The average size varies in the wide range between Rs 15 crore and Rs 10 lakh with maturities from one month to two years. Banks price such loans after adding a premium over their respective lending rates based on marginal costs of funds, known as MCLR in market parlance. This could be about 200-400 basis points over the benchmark rates adding up to about 12-13%.
“Banks should fund working capital for start-ups and new generation companies. We have started funding the likes of Ola, OYO, Rivigo, which are all funded by well-known equity funds,” a senior executive from one of the top three private banks told.
Global private equity firm Warburg Pincus backs Rivigo, a logistic startup while Singapore sovereign fund GIC and Japan-based internet company SoftBank part-own taxi aggregator Ola.
Loans are collateralised either through assets or book debt (in the form of equity capital). For a logistic startup plying trucks daily would be assets. In some cases, they may be in unsecured form and equity fund funding the startup sets the benchmark for the lender.
“We got a credit line of INR 25 crores from Axis Bank in December 2016,” said R Narayan, founder and CEO of Power2SME, which is financially backed by Power2SME and marquee investors include Nandan Nilekani. “We also have a SME Financing Program sanction from Axis Bank for Power2Sme customers for INR 50 crores.”
Out of that Rs 25 crores, the venture debt (term loan) was of Rs 15 crore and the rest through cash credit limit.
Puru Vashishtha, co-founder WishFin (formerly Deal4Loans) said startups backed by known institutional investors should get better deals from lenders. Banks are comfortable to extend working capital loans when EBIDTA (Earnings before interest, tax, depreciation and amortization) is visible.
IDFC Bank is providing credit and working capital support to merchants, ecommerce resellers, offline sellers and start-ups through its partnership with fintech companies.
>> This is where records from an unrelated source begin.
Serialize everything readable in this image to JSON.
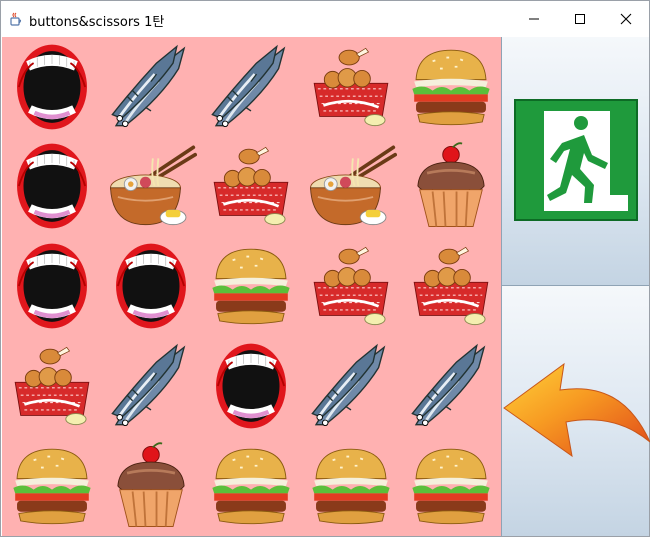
{
  "window": {
    "title": "buttons&scissors 1탄",
    "icon": "java-cup-icon",
    "controls": [
      "minimize-icon",
      "maximize-icon",
      "close-icon"
    ]
  },
  "board": {
    "background": "#ffb1b1",
    "rows": [
      [
        "mouth",
        "fish",
        "fish",
        "chicken",
        "burger"
      ],
      [
        "mouth",
        "ramen",
        "chicken",
        "ramen",
        "cupcake"
      ],
      [
        "mouth",
        "mouth",
        "burger",
        "chicken",
        "chicken"
      ],
      [
        "chicken",
        "fish",
        "mouth",
        "fish",
        "fish"
      ],
      [
        "burger",
        "cupcake",
        "burger",
        "burger",
        "burger"
      ]
    ]
  },
  "side_panel": {
    "exit_button_icon": "emergency-exit-icon",
    "back_button_icon": "curved-back-arrow-icon"
  }
}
“An increasing number of these merchants are now going digital – in terms of selling and the way they access credit,” said a senior IDFC Bank official. “This means that a bank can write algorithms to underwrite them much better now than in the past.”
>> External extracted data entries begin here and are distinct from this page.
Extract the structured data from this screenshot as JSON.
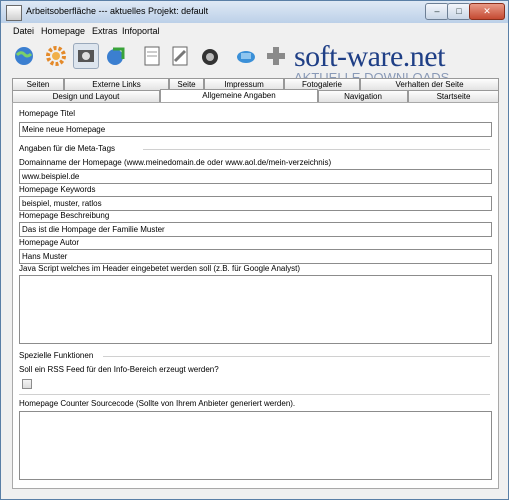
{
  "window": {
    "title": "Arbeitsoberfläche --- aktuelles Projekt: default",
    "minimize": "–",
    "maximize": "□",
    "close": "✕"
  },
  "menu": [
    "Datei",
    "Homepage",
    "Extras",
    "Infoportal"
  ],
  "toolbar": {
    "icons": [
      "globe-icon",
      "gear-icon",
      "film-gear-icon",
      "globe-arrow-icon",
      "document-icon",
      "settings-document-icon",
      "camera-icon",
      "monitor-icon",
      "plus-icon"
    ],
    "active_index": 2
  },
  "watermark": {
    "brand": "soft-ware.net",
    "subtitle": "AKTUELLE DOWNLOADS"
  },
  "tabs": {
    "row1": [
      "Seiten",
      "Externe Links",
      "Seite",
      "Impressum",
      "Fotogalerie",
      "Verhalten der Seite"
    ],
    "row2": [
      "Design und Layout",
      "Allgemeine Angaben",
      "Navigation",
      "Startseite"
    ],
    "active": "Allgemeine Angaben"
  },
  "form": {
    "title_label": "Homepage Titel",
    "title_value": "Meine neue Homepage",
    "meta_group": "Angaben für die Meta-Tags",
    "domain_label": "Domainname der Homepage (www.meinedomain.de oder www.aol.de/mein-verzeichnis)",
    "domain_value": "www.beispiel.de",
    "keywords_label": "Homepage Keywords",
    "keywords_value": "beispiel, muster, ratlos",
    "description_label": "Homepage Beschreibung",
    "description_value": "Das ist die Hompage der Familie Muster",
    "author_label": "Homepage Autor",
    "author_value": "Hans Muster",
    "javascript_label": "Java Script welches im Header eingebetet werden soll (z.B. für Google Analyst)",
    "special_group": "Spezielle Funktionen",
    "rss_label": "Soll ein RSS Feed für den Info-Bereich erzeugt werden?",
    "rss_checked": false,
    "counter_label": "Homepage Counter Sourcecode (Sollte von Ihrem Anbieter generiert werden)."
  }
}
“The intent is to expand format credit to an underserved segment and expand geographic reach in locations where the bank does not have a presence,” he said.
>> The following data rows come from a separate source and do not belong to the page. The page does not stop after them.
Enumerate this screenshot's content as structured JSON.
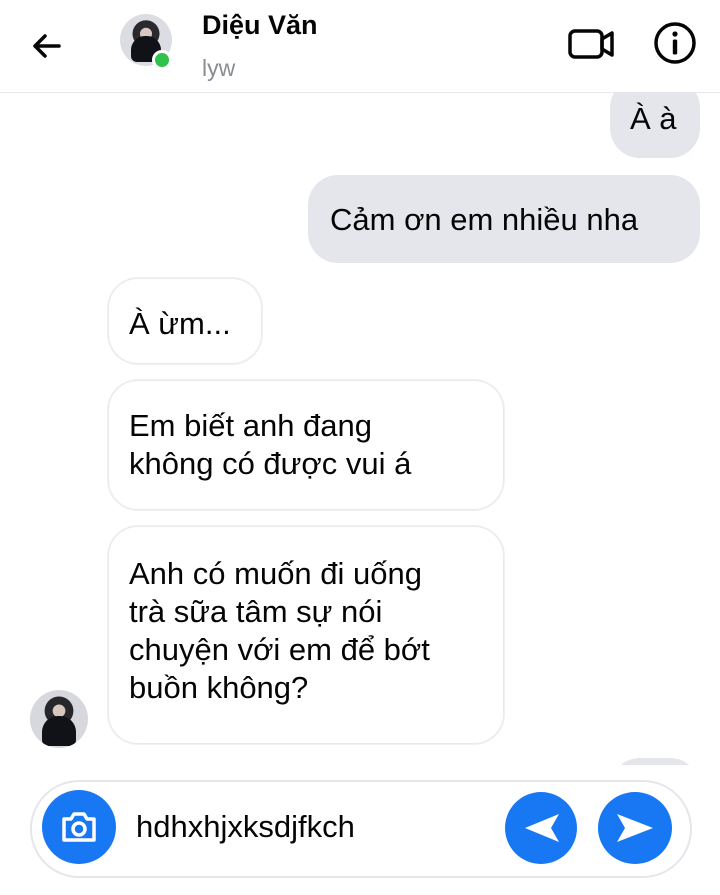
{
  "header": {
    "contact_name": "Diệu Văn",
    "contact_status": "lyw",
    "icons": [
      "back-arrow-icon",
      "video-call-icon",
      "info-icon"
    ]
  },
  "messages": [
    {
      "direction": "outgoing",
      "text": "À à"
    },
    {
      "direction": "outgoing",
      "text": "Cảm ơn em nhiều nha"
    },
    {
      "direction": "incoming",
      "text": "À ừm..."
    },
    {
      "direction": "incoming",
      "lines": [
        "Em biết anh đang",
        "không có được vui á"
      ]
    },
    {
      "direction": "incoming",
      "lines": [
        "Anh có muốn đi uống",
        "trà sữa tâm sự nói",
        "chuyện với em để bớt",
        "buồn không?"
      ]
    }
  ],
  "composer": {
    "draft_text": "hdhxhjxksdjfkch",
    "icons": [
      "camera-icon",
      "reply-arrow-icon",
      "send-icon"
    ]
  },
  "colors": {
    "accent": "#1877f2",
    "outgoing_bubble": "#e4e6eb",
    "online": "#31c24d"
  }
}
Fintech companies like Capital Float, Indifi and Novopay sanction loans live, customers accept the sanction letter on the web browser and enter into a tripartite agreements among the borrower, IDFC Bank and its fintech partner.
This has helped IDFC Bank to skim the market, which is getting larger. For example, small businesses based in Surat, Rajkot, Chandigarh and Bangalore approach Capital Float and Indifi and the bank underwrites these loans. Yes Bank too funds with Rs 1-2 crore ticket size to fintech startups.